UK-based energy storage company Statera plans to develop a 3GW grid-connected electrolysis project near Aberdeen to turn surplus offshore wind power in Scotland into hydrogen, the company said today.

Statera aims to complete front-end engineering studies for the 500MW first stage by 2024, reach a final investment decision in 2025, and start first production in 2028. It then hopes to expand sixfold to 3GW capacity around 2030, it said. The study for the first phase will be partly funded by the UK's £240mn ($297.1mn) Net Zero Hydrogen Fund. Statera was one of 15 projects awarded a share of the £37.9mn which the government awarded today.

In the near term Statera's thermal power plant could act as an anchor offtaker, as the company hopes to switch it from natural gas to hydrogen.

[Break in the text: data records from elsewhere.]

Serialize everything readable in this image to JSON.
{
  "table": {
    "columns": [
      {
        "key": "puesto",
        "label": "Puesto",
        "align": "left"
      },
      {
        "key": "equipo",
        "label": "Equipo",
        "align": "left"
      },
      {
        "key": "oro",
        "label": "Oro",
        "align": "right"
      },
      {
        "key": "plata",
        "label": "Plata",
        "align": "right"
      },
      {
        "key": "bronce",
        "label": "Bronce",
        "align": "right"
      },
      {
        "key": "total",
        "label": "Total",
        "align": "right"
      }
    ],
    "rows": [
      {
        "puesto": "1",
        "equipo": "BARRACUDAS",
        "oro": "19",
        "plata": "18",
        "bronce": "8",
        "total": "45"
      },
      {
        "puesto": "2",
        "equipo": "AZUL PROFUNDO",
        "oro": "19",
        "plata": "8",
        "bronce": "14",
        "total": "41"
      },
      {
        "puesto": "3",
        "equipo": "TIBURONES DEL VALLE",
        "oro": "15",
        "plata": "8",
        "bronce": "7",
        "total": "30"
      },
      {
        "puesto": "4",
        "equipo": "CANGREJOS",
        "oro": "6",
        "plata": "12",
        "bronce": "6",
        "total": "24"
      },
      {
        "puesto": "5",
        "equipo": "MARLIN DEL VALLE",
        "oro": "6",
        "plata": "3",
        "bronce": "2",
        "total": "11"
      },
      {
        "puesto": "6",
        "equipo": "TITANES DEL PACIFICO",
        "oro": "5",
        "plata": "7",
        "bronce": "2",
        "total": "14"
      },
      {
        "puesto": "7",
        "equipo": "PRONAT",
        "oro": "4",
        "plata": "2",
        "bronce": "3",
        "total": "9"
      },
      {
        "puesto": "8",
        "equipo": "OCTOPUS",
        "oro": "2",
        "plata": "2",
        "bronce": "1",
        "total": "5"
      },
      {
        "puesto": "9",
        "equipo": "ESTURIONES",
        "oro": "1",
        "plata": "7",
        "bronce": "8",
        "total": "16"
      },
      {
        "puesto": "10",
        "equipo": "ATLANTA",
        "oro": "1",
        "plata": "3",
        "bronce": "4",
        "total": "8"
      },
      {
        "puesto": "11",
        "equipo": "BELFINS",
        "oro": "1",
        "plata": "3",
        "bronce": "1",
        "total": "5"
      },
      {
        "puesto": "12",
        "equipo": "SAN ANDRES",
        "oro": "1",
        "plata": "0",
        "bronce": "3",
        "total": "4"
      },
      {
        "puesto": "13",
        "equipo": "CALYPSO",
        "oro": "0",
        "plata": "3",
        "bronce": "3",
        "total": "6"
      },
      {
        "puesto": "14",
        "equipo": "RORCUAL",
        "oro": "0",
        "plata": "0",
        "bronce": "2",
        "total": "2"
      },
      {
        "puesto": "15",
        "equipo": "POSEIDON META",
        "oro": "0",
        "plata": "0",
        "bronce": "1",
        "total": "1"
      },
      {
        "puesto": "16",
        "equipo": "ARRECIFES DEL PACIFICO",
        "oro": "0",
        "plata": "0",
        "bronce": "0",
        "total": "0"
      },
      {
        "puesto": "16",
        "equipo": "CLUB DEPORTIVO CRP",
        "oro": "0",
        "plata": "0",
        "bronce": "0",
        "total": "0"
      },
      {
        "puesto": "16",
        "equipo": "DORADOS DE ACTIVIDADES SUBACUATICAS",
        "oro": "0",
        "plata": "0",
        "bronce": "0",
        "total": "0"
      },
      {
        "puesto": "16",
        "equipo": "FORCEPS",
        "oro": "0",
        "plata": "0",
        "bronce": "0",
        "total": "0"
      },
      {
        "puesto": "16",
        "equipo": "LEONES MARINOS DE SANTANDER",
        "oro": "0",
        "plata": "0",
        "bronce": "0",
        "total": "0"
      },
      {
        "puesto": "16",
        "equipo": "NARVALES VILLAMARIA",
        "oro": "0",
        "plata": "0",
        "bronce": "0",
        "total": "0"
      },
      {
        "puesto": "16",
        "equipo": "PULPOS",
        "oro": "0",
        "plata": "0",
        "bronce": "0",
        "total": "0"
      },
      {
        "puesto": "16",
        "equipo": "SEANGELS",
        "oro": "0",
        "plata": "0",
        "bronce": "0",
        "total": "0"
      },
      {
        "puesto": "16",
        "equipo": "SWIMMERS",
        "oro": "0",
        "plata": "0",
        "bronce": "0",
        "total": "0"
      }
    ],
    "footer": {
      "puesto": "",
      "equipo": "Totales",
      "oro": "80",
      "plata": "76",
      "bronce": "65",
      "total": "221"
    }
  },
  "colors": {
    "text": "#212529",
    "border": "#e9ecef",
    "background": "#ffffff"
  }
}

The hydrogen could also be blended into the natural gas grid if the government decides in favour of the idea when it makes its decision later this year.

Eventually the hydrogen could be sent via repurposed gas transmission pipelines to the UK's most carbon-intense industrial regions, Statera said. The plant could account for 30pc of the UK's target for 10GW by 2030 if Statera's plan is realised in full, but scaling up to 3GW relies on the UK developing this transmission infrastructure, it said. UK TSO National Gas Grid aims to repurpose around 25pc of the country's gas transition pipelines to carry hydrogen by the early 2030s.

Installing flexible electrolyser capacity would enable Scotland to continue expanding its wind generation assets and reduces the need for costly transmission grid reinforcements, Statera said.

The company plans to choose "UK-made technology where possible" for its project, the UK all party parliamentary group on hydrogen's chair Alexander Stafford MP said.

Statera is carving out a role in energy storage infrastructure such as batteries, pumped hydro, and renewable hydrogen which will be increasingly needed as the UK switches to an electricity system based on intermittent renewables. Aside from the 3GW Aberdeen project the company is developing a further 3.2GW of hydrogen production elsewhere in the UK, it said.